到这我们可以看出,RouterView渲染的组件是由当前匹配的路由变量matchedRoute决定的。接下来我们回到createRouter函数中,可以看到matcher对象是由createRouterMatcher创建,createRouterMatcher函数传入routes配置的路由数组,并且返回创建的RouterMatcher对象,内部遍历routes数组,通过addRoute挨个处理路由配置。

export function createRouter(options: RouterOptions): Router {
  const matcher = createRouterMatcher(options.routes, options)
  ///....
}
export function createRouterMatcher(
  routes: RouteRecordRaw[],
  globalOptions: PathParserOptions
): RouterMatcher {
  // matchers数组
  const matchers: RouteRecordMatcher[] = []
  // matcher对象
  const matcherMap = new Map<RouteRecordName, RouteRecordMatcher>()
  globalOptions = mergeOptions(
    { strict: false, end: true, sensitive: false } as PathParserOptions,
    globalOptions
  )
  function addRoute(){}
  function remoteRoute(){}
  function getRoutes(){
    return matchers
  }  
  function insertMatcher(){}
  function resolve(){}
  // add initial routes
  routes.forEach(route => addRoute(route))

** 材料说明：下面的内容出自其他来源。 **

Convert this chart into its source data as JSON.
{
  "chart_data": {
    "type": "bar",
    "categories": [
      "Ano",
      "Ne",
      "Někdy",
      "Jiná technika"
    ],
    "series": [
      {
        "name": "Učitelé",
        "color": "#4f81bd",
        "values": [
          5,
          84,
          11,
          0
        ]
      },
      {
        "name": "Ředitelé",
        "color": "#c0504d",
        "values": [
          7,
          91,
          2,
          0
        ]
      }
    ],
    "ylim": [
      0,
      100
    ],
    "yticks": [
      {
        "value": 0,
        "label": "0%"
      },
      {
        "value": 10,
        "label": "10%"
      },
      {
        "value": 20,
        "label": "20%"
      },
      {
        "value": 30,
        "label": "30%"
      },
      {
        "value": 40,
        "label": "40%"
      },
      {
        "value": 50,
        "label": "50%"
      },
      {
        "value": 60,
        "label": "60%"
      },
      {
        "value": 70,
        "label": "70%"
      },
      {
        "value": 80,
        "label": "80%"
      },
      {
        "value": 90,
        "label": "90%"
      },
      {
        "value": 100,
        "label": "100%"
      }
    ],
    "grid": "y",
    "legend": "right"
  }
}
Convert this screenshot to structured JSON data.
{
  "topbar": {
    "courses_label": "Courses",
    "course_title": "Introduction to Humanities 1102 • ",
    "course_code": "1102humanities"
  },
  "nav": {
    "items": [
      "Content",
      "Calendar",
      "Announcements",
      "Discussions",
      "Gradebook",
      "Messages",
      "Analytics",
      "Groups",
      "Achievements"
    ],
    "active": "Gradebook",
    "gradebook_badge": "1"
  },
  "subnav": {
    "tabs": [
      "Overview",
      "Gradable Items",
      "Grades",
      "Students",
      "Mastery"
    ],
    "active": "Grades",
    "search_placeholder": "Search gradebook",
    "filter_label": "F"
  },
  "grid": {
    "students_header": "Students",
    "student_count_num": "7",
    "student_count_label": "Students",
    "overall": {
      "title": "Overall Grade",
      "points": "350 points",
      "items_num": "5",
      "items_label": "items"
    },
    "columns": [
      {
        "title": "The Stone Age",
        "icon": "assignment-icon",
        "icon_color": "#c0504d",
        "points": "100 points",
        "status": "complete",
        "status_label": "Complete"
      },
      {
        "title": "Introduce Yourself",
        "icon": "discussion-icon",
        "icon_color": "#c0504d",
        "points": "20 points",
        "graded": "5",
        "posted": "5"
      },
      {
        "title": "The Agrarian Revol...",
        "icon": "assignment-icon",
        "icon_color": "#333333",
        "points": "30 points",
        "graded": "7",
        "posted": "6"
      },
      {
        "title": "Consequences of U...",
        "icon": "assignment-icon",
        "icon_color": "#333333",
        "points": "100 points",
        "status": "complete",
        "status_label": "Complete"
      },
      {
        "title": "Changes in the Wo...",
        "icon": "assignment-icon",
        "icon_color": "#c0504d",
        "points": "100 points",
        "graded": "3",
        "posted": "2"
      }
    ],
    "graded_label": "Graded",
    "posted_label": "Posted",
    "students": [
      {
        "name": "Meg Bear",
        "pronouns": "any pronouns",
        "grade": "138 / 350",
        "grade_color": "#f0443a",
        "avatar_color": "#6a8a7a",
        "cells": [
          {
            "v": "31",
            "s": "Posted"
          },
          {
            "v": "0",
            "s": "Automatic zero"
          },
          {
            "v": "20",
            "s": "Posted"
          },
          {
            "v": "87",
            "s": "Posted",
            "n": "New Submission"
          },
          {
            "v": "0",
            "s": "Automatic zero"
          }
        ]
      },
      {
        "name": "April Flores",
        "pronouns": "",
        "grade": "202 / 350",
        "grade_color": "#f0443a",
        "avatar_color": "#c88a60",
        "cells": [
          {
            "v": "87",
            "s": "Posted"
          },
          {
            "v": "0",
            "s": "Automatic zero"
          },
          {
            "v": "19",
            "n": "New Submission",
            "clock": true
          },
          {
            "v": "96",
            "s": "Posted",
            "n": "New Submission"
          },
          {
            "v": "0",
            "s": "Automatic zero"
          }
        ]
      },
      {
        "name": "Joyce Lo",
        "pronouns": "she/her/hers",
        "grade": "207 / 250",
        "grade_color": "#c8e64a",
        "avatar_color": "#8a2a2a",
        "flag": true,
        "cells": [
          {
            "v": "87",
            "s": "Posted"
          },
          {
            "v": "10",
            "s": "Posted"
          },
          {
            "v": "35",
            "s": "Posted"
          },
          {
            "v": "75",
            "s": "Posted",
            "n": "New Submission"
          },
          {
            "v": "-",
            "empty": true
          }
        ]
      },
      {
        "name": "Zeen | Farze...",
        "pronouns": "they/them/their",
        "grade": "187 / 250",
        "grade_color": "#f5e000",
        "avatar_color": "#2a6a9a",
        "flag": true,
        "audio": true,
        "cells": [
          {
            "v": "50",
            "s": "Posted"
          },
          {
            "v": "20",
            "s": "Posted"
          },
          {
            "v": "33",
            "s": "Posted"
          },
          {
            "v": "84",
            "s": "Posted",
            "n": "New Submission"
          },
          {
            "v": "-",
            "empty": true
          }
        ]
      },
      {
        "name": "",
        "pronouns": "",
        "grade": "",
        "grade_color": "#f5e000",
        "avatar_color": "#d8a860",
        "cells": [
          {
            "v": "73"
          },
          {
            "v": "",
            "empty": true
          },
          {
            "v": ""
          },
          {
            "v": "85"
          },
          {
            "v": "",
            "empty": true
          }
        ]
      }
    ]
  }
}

  return { addRoute, resolve, removeRoute, getRoutes, getRecordMatcher }
}

在下面的代码中我们可以看到,addRoute函数内部通过createRouteRecordMatcher创建扩展之后的matcher对象,包括了record、parent、children等树形,可以很好地描述路由之间的嵌套父子关系。这样整个路由对象就已经创建完毕,那我们如何在路由切换的时候寻找到正确的路由对象呢?

function addRoute(    
  record: RouteRecordRaw,
  parent?: RouteRecordMatcher,
  originalRecord?: RouteRecordMatcher
){
  if ('alias' in record) {
    // 标准化alias
  }
  for (const normalizedRecord of normalizedRecords) {
    // ...
    matcher = createRouteRecordMatcher(normalizedRecord, parent, options)
    insertMatcher(matcher)
      
  }
  return originalMatcher
    ? () => {
        // since other matchers are aliases, they should be removed by the original matcher
        removeRoute(originalMatcher!)
      }
    : noop

}

export function createRouteRecordMatcher(
  record: Readonly<RouteRecord>,
  parent: RouteRecordMatcher | undefined,
  options?: PathParserOptions
): RouteRecordMatcher {
  const parser = tokensToParser(tokenizePath(record.path), options)
  const matcher: RouteRecordMatcher = assign(parser, {
    record,
    parent,
    // these needs to be populated by the parent
    children: [],
    alias: [],
  })

  if (parent) {
    if (!matcher.record.aliasOf === !parent.record.aliasOf)
      parent.children.push(matcher)
  }

  return matcher
}

在vue-router中,路由更新可以通过router-link渲染的链接实现,也可以使用router对象的push等方法实现。下面的代码中,router-link组件内部也是渲染一个a标签,并且注册了a标签的onClick函数,内部也是通过router.replace或者router.push来实现。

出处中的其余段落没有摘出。